Olivia, ikut dalam rombongan ini merupakan Engineer. S-1, lulusan universitas swasta ternama mulai mengeluh. Merasa waktu begitu cepat berlalu, belum puas menikmati indahnya air terjun, ini.

"Yaah, ... padahal pengen lebih lama lagi di sini, baru juga sebentar."

Sedangkan Astrid, seorang Geologi, turut serta dalam rombongan mengusulkan,

"Kapan nanti kita datang lagi ke sini berkemah. Setuju, nggak, kalian?"

Disahut oleh Arief, dari bagian Explorasi. "Setuju banget! ... kita ajak teman-teman yang lain."

Raymond mendekati Andin. "Masih, sakit? Kita mulai jalan lagi, ya. Masih kuat, kan?"

"Masih kuat, kok, Mas ... sudah mendingan. Tapi Andin mulai kedinginan."

"Ditahan saja, ya. Semoga kita cepat sampai." Sambil mengucapkan itu, Raymond mengecup kening Andin.

"Mas, sebelum kita pulang, foto berdua, yuk. Di depan batu itu. Olivia! Tolong, dong, fotoin."

Raymond memberikan ponselnya kepada Olivia, kemudian berdua bergaya di depan batu besar.

Andin sendiri merupakan putri bos besar Hermanto, pemilik tambang batu bara, Bukit Seluma. Saat ini sedang magang di perusahaan ayahnya.

Sementara di warung pak Amat. Maharani, Andy, dan Dewi. masih setia menunggu. Berkali-kali menghubungi melalui selular, dan radio. Sementara waktu sudah menunjukkan jam dua, siang, lebih.

Maharani membawai, Quality Control. Andy juga S-1. Engineer. Sedangkan Dewi, sebagai Administrasi, di kantor.

Mereka tidak ikut dalam rombongan mencari keberadaan air terjun.

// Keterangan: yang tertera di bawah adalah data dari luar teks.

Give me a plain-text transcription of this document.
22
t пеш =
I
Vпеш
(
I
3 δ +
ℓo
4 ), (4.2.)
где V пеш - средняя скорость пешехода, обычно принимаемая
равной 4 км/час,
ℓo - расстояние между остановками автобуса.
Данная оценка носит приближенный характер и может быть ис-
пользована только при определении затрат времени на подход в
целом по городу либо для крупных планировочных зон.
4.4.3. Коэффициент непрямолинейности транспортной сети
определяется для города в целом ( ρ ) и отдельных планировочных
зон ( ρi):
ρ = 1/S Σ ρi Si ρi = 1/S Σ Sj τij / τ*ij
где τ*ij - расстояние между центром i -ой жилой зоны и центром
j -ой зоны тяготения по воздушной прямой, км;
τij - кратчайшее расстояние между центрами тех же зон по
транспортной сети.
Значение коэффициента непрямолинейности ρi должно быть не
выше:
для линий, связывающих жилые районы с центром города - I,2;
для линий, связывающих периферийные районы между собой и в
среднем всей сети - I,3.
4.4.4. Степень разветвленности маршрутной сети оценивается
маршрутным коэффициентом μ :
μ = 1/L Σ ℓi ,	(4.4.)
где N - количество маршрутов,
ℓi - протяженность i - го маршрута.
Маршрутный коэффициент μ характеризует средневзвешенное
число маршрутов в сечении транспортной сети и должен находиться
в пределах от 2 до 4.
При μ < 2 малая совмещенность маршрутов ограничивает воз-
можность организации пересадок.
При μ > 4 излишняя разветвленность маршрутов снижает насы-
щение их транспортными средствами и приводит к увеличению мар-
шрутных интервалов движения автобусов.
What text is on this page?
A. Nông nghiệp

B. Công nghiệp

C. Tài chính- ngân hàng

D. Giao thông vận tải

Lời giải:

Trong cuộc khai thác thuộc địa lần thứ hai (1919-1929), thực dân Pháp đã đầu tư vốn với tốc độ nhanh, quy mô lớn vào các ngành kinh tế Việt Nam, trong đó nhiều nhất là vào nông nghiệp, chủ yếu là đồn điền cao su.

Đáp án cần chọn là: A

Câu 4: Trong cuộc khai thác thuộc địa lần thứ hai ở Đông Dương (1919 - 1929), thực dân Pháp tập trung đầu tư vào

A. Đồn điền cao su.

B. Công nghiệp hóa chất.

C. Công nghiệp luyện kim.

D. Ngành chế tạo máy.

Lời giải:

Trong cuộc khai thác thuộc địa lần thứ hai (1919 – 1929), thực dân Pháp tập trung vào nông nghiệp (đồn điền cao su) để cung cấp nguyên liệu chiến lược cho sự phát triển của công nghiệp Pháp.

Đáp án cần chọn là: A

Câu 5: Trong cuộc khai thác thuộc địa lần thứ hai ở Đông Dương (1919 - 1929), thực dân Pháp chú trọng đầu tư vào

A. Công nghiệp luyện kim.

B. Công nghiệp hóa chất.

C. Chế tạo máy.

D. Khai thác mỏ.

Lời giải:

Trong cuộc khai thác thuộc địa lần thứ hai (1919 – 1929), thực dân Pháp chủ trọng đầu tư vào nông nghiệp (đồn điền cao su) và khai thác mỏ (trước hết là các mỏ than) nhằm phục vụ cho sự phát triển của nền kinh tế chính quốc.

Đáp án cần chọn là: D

Dikarenakan bertiga, tidak bisa berenang.

Dewi mulai khawatir. "Bagaimana ini, tidak ada kabar berita dari mereka? Mudah- mudahan, sih, dalam perjalanan pulang."

"Sabar saja, kita tunggu mereka pulang." Maharani mencoba menenangkan diri.

"Break! Break! .... Arief, bisa monitor Andy, bicara?" Andy menghubungi melalui radio. Memastikan keberadaan mereka. Tidak ada jawaban!

Masih di hulu sungai jauh di sana. Jutaan kubik air tumpah dari langit, berjatuhan. Semakin tinggi meluap ke daratan, tidak tertampung lagi!

Merayap deras mengikuti alur sungai. Bergemuruh suaranya menerjang apa saja ada di depan. Berarak, bagaikan tsunami, membawa segala lumpur, kayu, dahan, dan ranting. Terus mengalir dengan kecepatan tinggi! 

Tidak seorang pun, menyadari!

Semakin dekat menuju jembatan, warung pak Amat berada. Terdengar jelas ditelinga Maharani, dewi, Andy juga pelanggan warung lainnya.

Suara gemuruh banjir bandang datang! Mereka sontak berlompatan keluar, ingin mengetahui apa yang terjadi.

Semakin tidak terkendali, air bah menerjang daratan sungai. Suara derak puluhan pohon tumbang, menggema di sepanjang pinggiran sungai.

Panik bukan kepalang, ke tiga anak muda mendengar suara itu. Sudah melintas di bawah jembatan. 

"Dewi, Maharani! ... naik ke atas cepat! Lapor sama ibu Dian, pak Budi. Cepat lari .... Sana!" Andy berteriak kencang.

Tidak menunggu perintah kedua kalinya, Maharani, Dewi berlari kencang menuju ke atas. Sambil terus berteriak-teriak!